LIFESTYLE NEWS - Minister of Tourism Mmamoloko Kubayi-Ngubane has admitted that though there was potential for growth in the country’s tourism sector, there were threats that could potentially harm the industry.
Speaking at the Tourism Month launch at Drakensberg Sun Resort in KwaZulu-Natal during the weekend, Kubayi-Ngubane emphasised the importance of good representation from SA’s side in order to attract and retain international tourists.
Crime and service delivery protests were among the threats to SA’s tourism sector.
While the minister acknowledged the threats, she also highlighted some of the plans that were being put in place to ensure smooth travel within and to South Africa.
These were some of the points South Africa is working on:
1. Visa application process
The tourism sector hopes to have attracted at least 21 million tourists by 2030, and in order to achieve that, it plans to continue to work closely with the department of home affairs on the visa facilitation process to increase access to the country.
Kubayi-Ngubane said: “There are quite a number of announcements still coming. We were informed that the online registration is also coming along very well. I’m excited because it will increase our capacity globally.”
The minister said the tourism sector would work closely with Minister of Police Bheki Cele and other stakeholders in the tourism sector to address the concerns of safety. The ministers met last week and agreed to bring their teams together in the coming two weeks to consolidate on what safety measures the tourism department had put in place and how his department could assist in reaching a lasting solution on the issue of crime.

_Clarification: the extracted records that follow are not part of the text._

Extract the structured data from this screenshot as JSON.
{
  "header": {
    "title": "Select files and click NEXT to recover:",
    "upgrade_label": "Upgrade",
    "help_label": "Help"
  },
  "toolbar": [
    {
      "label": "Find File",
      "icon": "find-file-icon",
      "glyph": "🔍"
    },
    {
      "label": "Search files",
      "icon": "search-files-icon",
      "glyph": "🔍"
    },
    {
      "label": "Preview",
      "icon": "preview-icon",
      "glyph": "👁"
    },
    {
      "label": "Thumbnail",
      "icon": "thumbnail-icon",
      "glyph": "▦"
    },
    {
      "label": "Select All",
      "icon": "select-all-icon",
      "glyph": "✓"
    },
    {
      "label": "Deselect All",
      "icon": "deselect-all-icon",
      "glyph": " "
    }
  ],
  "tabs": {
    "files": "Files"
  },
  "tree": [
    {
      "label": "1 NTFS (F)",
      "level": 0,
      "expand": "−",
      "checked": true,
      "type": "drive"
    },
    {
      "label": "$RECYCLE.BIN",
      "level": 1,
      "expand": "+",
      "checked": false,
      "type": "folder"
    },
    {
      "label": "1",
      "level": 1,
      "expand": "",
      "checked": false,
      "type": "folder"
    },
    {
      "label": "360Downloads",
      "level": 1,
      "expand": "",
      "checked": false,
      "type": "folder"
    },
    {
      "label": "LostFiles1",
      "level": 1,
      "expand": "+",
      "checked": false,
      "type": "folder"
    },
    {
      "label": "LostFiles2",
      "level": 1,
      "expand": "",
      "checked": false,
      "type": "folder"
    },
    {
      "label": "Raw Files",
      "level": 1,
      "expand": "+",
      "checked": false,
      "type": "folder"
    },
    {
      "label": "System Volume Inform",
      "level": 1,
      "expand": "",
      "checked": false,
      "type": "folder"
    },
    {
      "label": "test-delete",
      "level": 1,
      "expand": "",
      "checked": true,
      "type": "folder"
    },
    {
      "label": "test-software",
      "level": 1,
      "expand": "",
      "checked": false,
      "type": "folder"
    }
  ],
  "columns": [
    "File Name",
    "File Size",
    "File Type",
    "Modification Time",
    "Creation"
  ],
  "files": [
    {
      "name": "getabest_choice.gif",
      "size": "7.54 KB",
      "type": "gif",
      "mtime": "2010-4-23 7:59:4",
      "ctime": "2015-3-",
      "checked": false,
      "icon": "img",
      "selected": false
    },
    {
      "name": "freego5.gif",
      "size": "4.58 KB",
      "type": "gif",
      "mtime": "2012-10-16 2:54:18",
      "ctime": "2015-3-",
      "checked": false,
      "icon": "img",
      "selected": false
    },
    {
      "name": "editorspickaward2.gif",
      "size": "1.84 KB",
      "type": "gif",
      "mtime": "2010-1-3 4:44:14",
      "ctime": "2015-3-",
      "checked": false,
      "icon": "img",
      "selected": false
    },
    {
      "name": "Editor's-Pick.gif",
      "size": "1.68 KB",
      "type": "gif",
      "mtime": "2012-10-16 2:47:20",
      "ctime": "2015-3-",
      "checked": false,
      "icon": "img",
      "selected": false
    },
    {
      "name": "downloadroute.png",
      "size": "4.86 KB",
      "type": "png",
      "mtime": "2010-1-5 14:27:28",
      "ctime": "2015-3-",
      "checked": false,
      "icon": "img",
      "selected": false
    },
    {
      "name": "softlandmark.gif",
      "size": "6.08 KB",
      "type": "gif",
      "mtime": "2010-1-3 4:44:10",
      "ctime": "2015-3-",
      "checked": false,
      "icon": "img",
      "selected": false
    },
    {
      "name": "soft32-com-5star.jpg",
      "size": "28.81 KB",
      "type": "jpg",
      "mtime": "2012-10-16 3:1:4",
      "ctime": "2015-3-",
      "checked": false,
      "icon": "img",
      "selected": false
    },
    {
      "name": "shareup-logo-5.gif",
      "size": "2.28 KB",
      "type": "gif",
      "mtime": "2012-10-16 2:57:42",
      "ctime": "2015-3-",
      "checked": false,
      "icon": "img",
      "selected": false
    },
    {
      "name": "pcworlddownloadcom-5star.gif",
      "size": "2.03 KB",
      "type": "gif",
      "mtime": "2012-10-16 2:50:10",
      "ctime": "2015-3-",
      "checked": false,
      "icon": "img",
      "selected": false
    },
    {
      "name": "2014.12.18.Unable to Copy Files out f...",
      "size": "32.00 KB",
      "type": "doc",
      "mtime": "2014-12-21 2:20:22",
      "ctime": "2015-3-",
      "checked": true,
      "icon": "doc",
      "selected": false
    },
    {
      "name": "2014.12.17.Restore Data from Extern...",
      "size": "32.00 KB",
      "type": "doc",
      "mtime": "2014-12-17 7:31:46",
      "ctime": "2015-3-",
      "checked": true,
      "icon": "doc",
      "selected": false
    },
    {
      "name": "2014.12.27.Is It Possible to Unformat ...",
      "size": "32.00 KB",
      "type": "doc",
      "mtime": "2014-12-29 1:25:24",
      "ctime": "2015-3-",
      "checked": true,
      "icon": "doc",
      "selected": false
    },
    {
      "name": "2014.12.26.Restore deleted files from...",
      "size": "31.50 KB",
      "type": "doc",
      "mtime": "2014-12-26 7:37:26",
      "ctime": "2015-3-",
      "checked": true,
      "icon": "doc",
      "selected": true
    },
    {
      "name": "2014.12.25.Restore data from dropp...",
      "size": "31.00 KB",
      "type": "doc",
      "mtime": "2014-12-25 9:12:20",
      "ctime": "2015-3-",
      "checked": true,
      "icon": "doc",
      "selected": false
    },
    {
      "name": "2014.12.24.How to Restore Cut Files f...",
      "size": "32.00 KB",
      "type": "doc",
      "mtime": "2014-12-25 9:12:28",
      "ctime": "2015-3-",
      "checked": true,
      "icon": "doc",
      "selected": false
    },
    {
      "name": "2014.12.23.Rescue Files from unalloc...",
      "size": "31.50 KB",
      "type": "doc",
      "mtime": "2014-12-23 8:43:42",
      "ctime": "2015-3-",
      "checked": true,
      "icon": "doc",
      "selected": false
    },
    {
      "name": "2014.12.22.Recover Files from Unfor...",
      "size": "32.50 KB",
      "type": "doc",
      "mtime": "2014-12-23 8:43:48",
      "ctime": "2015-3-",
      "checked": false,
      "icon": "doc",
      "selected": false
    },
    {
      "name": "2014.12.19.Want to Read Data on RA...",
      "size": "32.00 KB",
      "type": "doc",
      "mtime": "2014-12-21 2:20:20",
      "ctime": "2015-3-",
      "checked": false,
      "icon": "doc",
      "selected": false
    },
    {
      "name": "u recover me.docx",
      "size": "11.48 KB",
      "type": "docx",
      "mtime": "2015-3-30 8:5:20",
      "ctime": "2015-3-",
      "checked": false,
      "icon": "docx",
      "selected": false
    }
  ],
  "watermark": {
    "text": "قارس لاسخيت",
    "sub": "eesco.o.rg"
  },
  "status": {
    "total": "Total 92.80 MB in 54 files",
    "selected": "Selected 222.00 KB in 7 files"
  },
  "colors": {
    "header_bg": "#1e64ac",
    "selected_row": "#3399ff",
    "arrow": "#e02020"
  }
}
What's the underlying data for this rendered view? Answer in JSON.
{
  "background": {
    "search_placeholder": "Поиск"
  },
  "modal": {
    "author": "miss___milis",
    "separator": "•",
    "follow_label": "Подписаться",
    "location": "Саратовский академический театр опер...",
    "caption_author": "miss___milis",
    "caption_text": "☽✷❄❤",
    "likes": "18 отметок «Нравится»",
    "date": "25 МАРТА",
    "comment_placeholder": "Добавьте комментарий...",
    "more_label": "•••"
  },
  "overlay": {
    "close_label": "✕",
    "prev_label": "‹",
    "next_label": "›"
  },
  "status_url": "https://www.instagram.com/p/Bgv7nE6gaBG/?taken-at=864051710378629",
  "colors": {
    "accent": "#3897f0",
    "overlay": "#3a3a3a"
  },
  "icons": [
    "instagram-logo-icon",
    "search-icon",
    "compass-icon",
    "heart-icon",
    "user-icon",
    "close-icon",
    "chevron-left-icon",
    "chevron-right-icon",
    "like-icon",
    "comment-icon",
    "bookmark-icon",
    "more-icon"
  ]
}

“We also had a discussion with [the] Tourism Business Council of South Africa (TBCSA) and told them if we market and put money on it and people don’t come, it doesn’t help. So I said let’s sort out the issue of crime,” said Kubayi-Ngubane.

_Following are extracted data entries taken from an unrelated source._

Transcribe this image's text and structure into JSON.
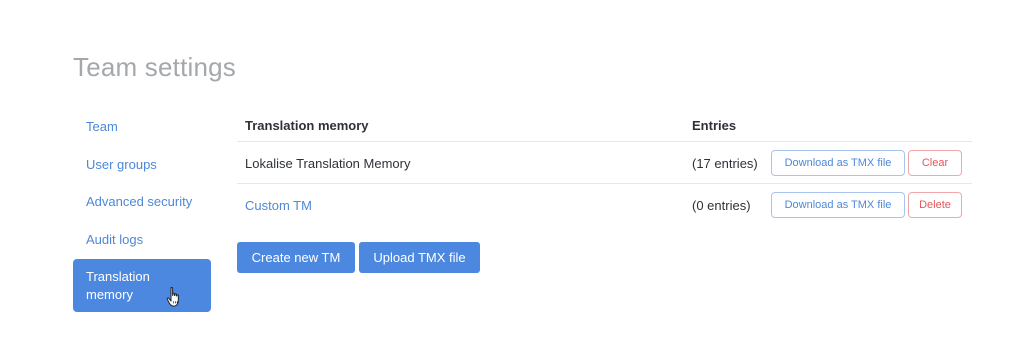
{
  "page": {
    "title": "Team settings"
  },
  "sidebar": {
    "items": [
      {
        "label": "Team"
      },
      {
        "label": "User groups"
      },
      {
        "label": "Advanced security"
      },
      {
        "label": "Audit logs"
      },
      {
        "label": "Translation memory",
        "active": true
      }
    ]
  },
  "table": {
    "headers": {
      "name": "Translation memory",
      "entries": "Entries"
    },
    "rows": [
      {
        "name": "Lokalise Translation Memory",
        "entries": "(17 entries)",
        "download_label": "Download as TMX file",
        "action_label": "Clear"
      },
      {
        "name": "Custom TM",
        "entries": "(0 entries)",
        "download_label": "Download as TMX file",
        "action_label": "Delete"
      }
    ]
  },
  "actions": {
    "create_label": "Create new TM",
    "upload_label": "Upload TMX file"
  },
  "colors": {
    "accent": "#4d88e0",
    "link": "#4d88d9",
    "danger": "#e2575b",
    "title": "#a4a8ad"
  },
  "icons": {
    "cursor": "hand-pointer-icon"
  }
}
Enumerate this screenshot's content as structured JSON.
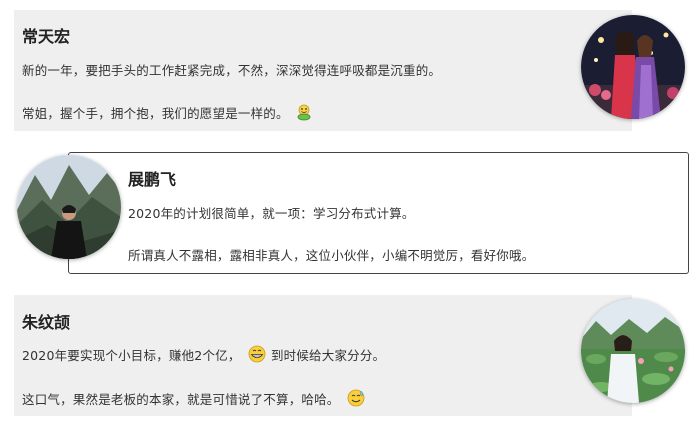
{
  "entries": [
    {
      "name": "常天宏",
      "lines": [
        "新的一年，要把手头的工作赶紧完成，不然，深深觉得连呼吸都是沉重的。",
        "常姐，握个手，拥个抱，我们的愿望是一样的。"
      ],
      "avatar": "photo-two-women-stage",
      "emoji": "handshake-icon"
    },
    {
      "name": "展鹏飞",
      "lines": [
        "2020年的计划很简单，就一项：学习分布式计算。",
        "所谓真人不露相，露相非真人，这位小伙伴，小编不明觉厉，看好你哦。"
      ],
      "avatar": "photo-man-mountains"
    },
    {
      "name": "朱纹颉",
      "lines_a": "2020年要实现个小目标，赚他2个亿，",
      "lines_b": "到时候给大家分分。",
      "line2": "这口气，果然是老板的本家，就是可惜说了不算，哈哈。",
      "avatar": "photo-woman-lotus-pond",
      "emojis": [
        "grin-icon",
        "sweat-smile-icon"
      ]
    }
  ],
  "colors": {
    "card_gray": "#efefef",
    "card_border": "#444444"
  }
}
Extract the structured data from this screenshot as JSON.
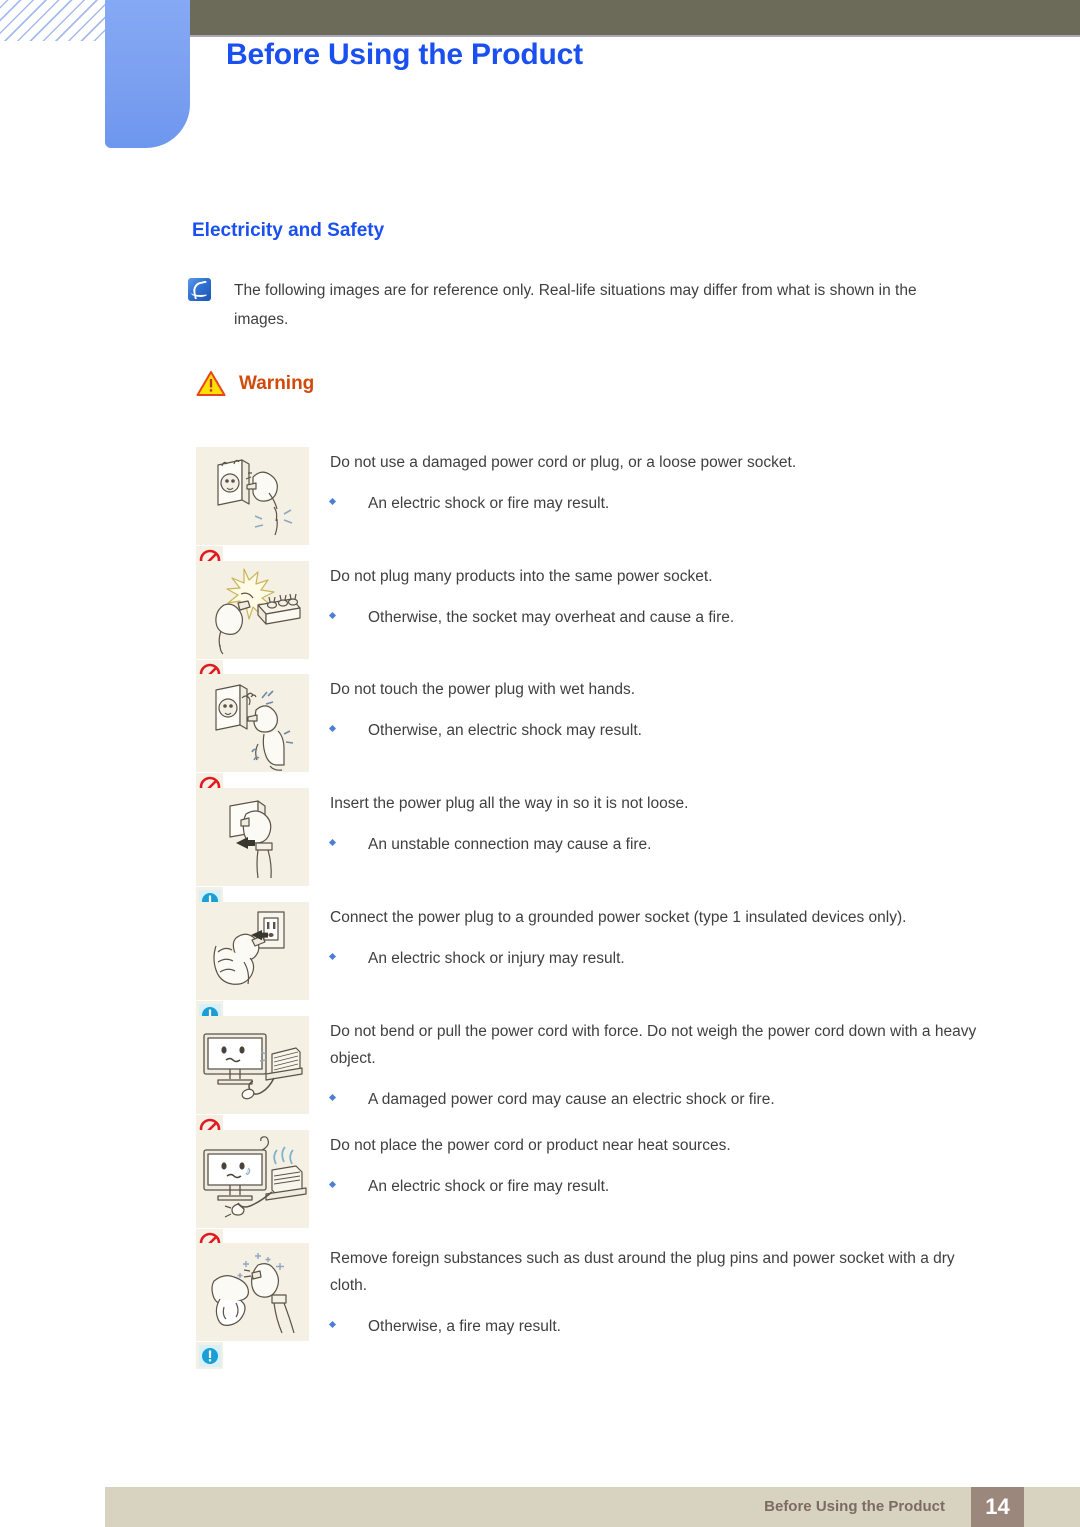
{
  "header": {
    "title": "Before Using the Product"
  },
  "section": {
    "title": "Electricity and Safety"
  },
  "note": {
    "icon": "note-icon",
    "text": "The following images are for reference only. Real-life situations may differ from what is shown in the images."
  },
  "warning": {
    "icon": "warning-triangle-icon",
    "label": "Warning"
  },
  "items": [
    {
      "figure": "damaged-power-cord-illustration",
      "badge": "prohibition-icon",
      "statement": "Do not use a damaged power cord or plug, or a loose power socket.",
      "bullet": "An electric shock or fire may result."
    },
    {
      "figure": "overloaded-power-strip-illustration",
      "badge": "prohibition-icon",
      "statement": "Do not plug many products into the same power socket.",
      "bullet": "Otherwise, the socket may overheat and cause a fire."
    },
    {
      "figure": "wet-hands-plug-illustration",
      "badge": "prohibition-icon",
      "statement": "Do not touch the power plug with wet hands.",
      "bullet": "Otherwise, an electric shock may result."
    },
    {
      "figure": "insert-plug-fully-illustration",
      "badge": "caution-icon",
      "statement": "Insert the power plug all the way in so it is not loose.",
      "bullet": "An unstable connection may cause a fire."
    },
    {
      "figure": "grounded-socket-illustration",
      "badge": "caution-icon",
      "statement": "Connect the power plug to a grounded power socket (type 1 insulated devices only).",
      "bullet": "An electric shock or injury may result."
    },
    {
      "figure": "bent-cord-heavy-object-illustration",
      "badge": "prohibition-icon",
      "statement": "Do not bend or pull the power cord with force. Do not weigh the power cord down with a heavy object.",
      "bullet": "A damaged power cord may cause an electric shock or fire."
    },
    {
      "figure": "cord-near-heat-source-illustration",
      "badge": "prohibition-icon",
      "statement": "Do not place the power cord or product near heat sources.",
      "bullet": "An electric shock or fire may result."
    },
    {
      "figure": "clean-plug-pins-illustration",
      "badge": "caution-icon",
      "statement": "Remove foreign substances such as dust around the plug pins and power socket with a dry cloth.",
      "bullet": "Otherwise, a fire may result."
    }
  ],
  "footer": {
    "text": "Before Using the Product",
    "page": "14"
  },
  "colors": {
    "title_blue": "#1a4ff0",
    "warning_orange": "#d14a0a",
    "topbar_olive": "#6c6a58",
    "footer_tan": "#d8d2c0",
    "footer_page_brown": "#9c877c",
    "figure_bg": "#f4f1e4",
    "bullet_blue": "#4a7fd4"
  }
}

“I was at the Cape Town Table Mountain a few weeks ago launching our safety campaign and one of the things I’ve committed to in the coming months is the use of technology to be able to respond.
“One of the things that we need to learn as government, and most of us are learning, is that the solutions exist. We don’t have to reinvent the wheel. A number of South Africans have proposed solutions to some of our problems, especially safety. I can safely say we are aggressive about responding to this because we believe whatever money we put in this project, if we don’t fix the issues of crime, we won’t get our numbers.”
3. Unlocking the China market
The tourism minister will reportedly lead a delegation in the next few weeks that will unlock the Chinese market – which is currently sitting at 1%. However, the sector will have to ensure its readiness for this market to ensure their safety in the country.
“They use Alipay [a mobile and online payment platform] to purchase,” said Kubayi-Ngubane.
“We have to look at that platform to say how do we utilise Alipay to our advantage? We have to look into our sector because they don’t carry cards and cash. It’s a risk for them and creates a headache for us and Minister Cele. If they are able to use their phones to transact, do we have facilities in our guesthouses to be able to assist them? Those are some of the things we have to understand, are we market ready for them?”
4. Direct flights Mumbai and Middle East
Minister Kubayi-Ngubane highlighted the importance of opening the Mumbai route.
“We are going to appeal to the airlines and those who have interest. We’ll do our numbers to open the Mumbai route. Some of the airlines have shown interest.
“We’re also looking at the Middle East, currently the numbers are very low. Minister Motsoaledi has opened free [visas] for that region. The numbers don’t matter that much, it’s the value that they bring. That’s what we’re interested in – to contribute to the economic development in this country.”
The minister further said the sector was working on opening more direct flights to the King Shaka International Airport.
“We started with Air Malaysia, Air Namibia, Qatar Airlines, Emirates Airlines that fly directly to Emirates and also the rest of the world and British Airways that flies directly to London.”
Minister Kubayi-Ngubane further acknowledged that service delivery protests also had a negative impact on tourists in the country but said the government was doing everything to deliver service to the masses to avoid protests.
“Where we are affected, we have a discussion with the community. Three weeks ago we were in Mpumalanga meeting with the communities relating to the protest that closed Numbi Gate. We understood what their issues are and helping to resolve them among ourselves. We would have to work with Cogta nationally and within provinces to assist us with service delivery issues.
“Government is making an effort to be proactive in dealing with service delivery issues. Cogta is hands-on and Minister Nkosazana Dlamini-Zuma is working hard to address service delivery. When a tourist misses their flight because of road closures, it’s an issue. It costs their time and money to book their flight and accommodation.”
6. Customer service
The tourism sector plans to look into building on what it started in the 2010 World Cup where South Africans were trained to be better hosts.
“Then we were comfortable that everyone had been trained. We will need to reflect and go back to that direct training model and up the customer service because it does turn off our customers. We will perhaps look into incentives for people who treat customers well.”